X(3), X(4), X(20), X(1670), X(1671)
antipodes Ao, Bo, Co of A, B, C on the circumcircle
vertices of the antimedial triangle
reflections of H in A, B, C
infinite points of the McCay cubic
isogonal conjugates of the X3-OAP points, see Table 53
We meet KO++ in Special isocubics §6.5.2.
KO++ is the locus of pivots of all pK having the same asymptotic directions as the McCay cubic i.e. having three real asymptotes perpendicular to the sidelines of the Morley triangle.
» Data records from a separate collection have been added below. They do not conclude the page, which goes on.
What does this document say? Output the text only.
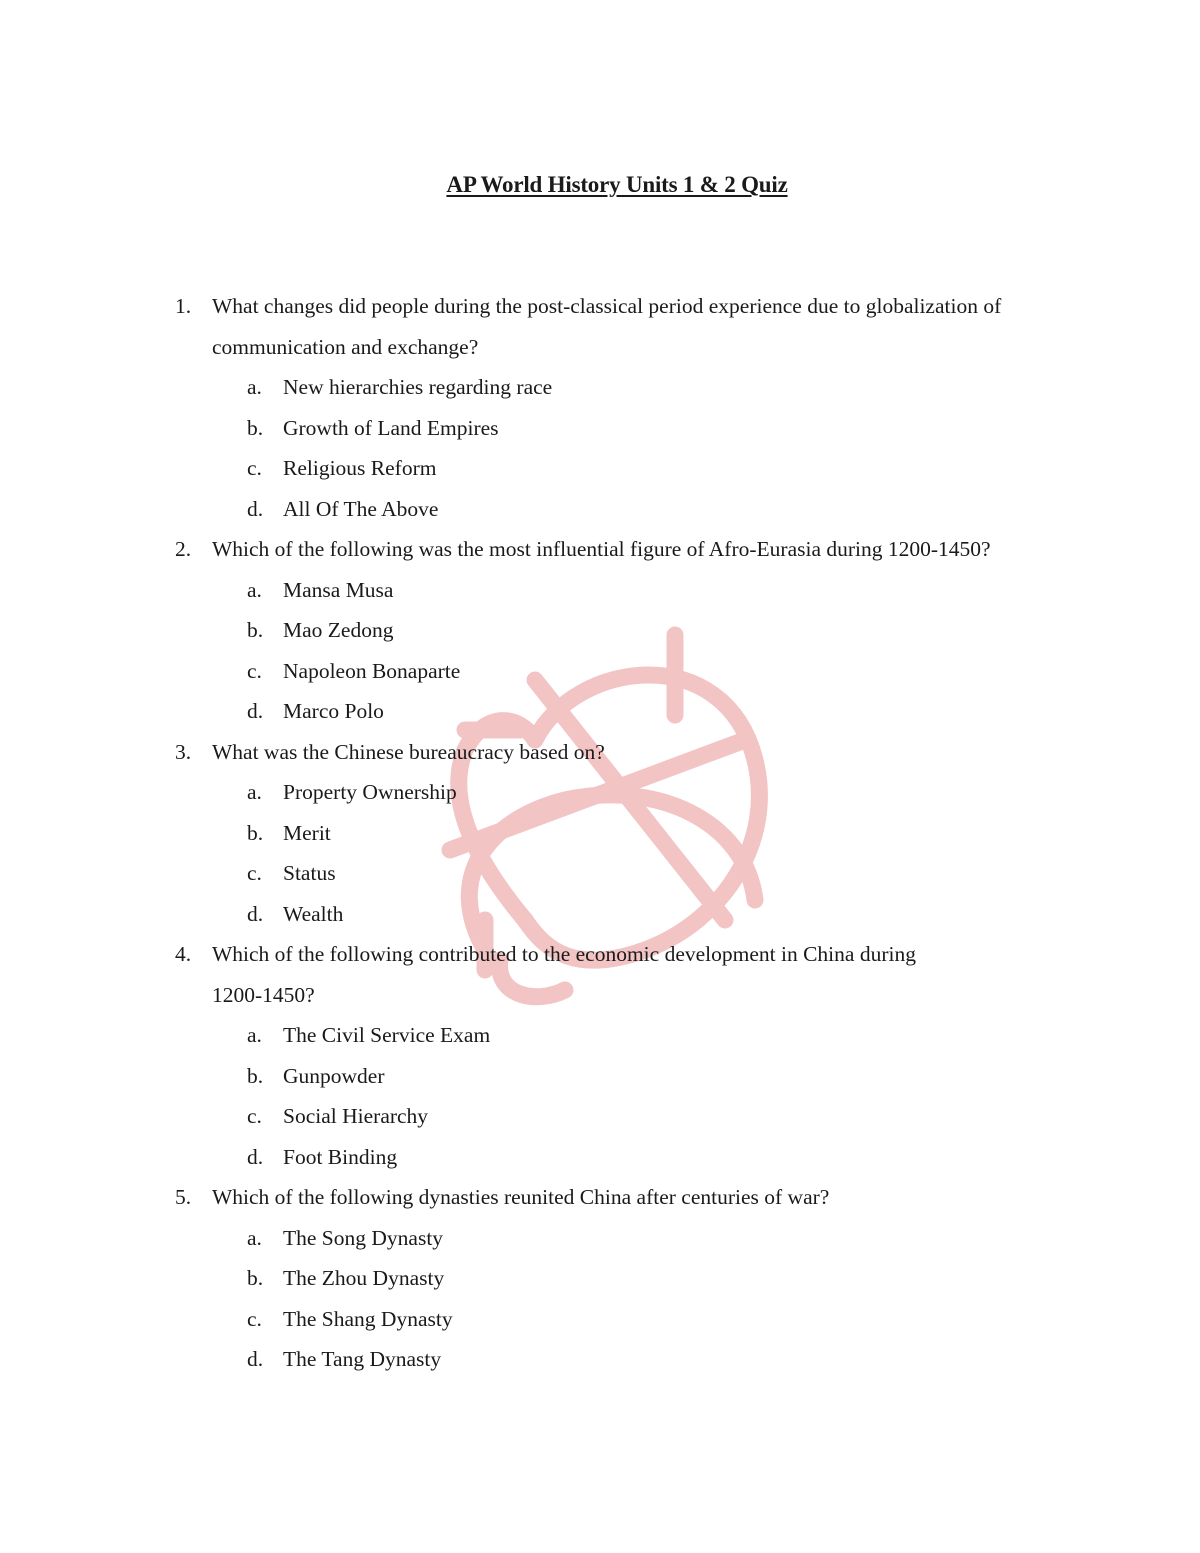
AP World History Units 1 & 2 Quiz
1. What changes did people during the post-classical period experience due to globalization of
communication and exchange?
a. New hierarchies regarding race
b. Growth of Land Empires
c. Religious Reform
d. All Of The Above
2. Which of the following was the most influential figure of Afro-Eurasia during 1200-1450?
a. Mansa Musa
b. Mao Zedong
c. Napoleon Bonaparte
d. Marco Polo
3. What was the Chinese bureaucracy based on?
a. Property Ownership
b. Merit
c. Status
d. Wealth
4. Which of the following contributed to the economic development in China during
1200-1450?
a. The Civil Service Exam
b. Gunpowder
c. Social Hierarchy
d. Foot Binding
5. Which of the following dynasties reunited China after centuries of war?
a. The Song Dynasty
b. The Zhou Dynasty
c. The Shang Dynasty
d. The Tang Dynasty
With the pivots X(3), X(4), X(20) we obtain the McCay cubic K003 itself, the McCay orthic cubic K049 and K096 respectively.
The homothety h(H,1/2) transforms KO++ into K026, the Musselman (first) cubic or KN++.
See also K142 for asymptotes parallel to the sidelines of the Morley triangle.
The Darboux cubic K004 and the decomposed cubic which is the union of the circumcircle and the Euler line generate a pencil of central cubics with center O passing through H, X(20) and the reflections A', B', C' of A, B, C about O.
Each cubic has the same asymptotic directions as one of the isogonal pK of the Euler pencil.
This pencil also contains (apart K004) the cubics K047, K080, K426, K443, K566 corresponding to K002, K003, pK(X6, X3146), K006, K005 respectively. These cubics are those in the column P = [X20] of Table 54.
See also the pencil mentioned in the page K071.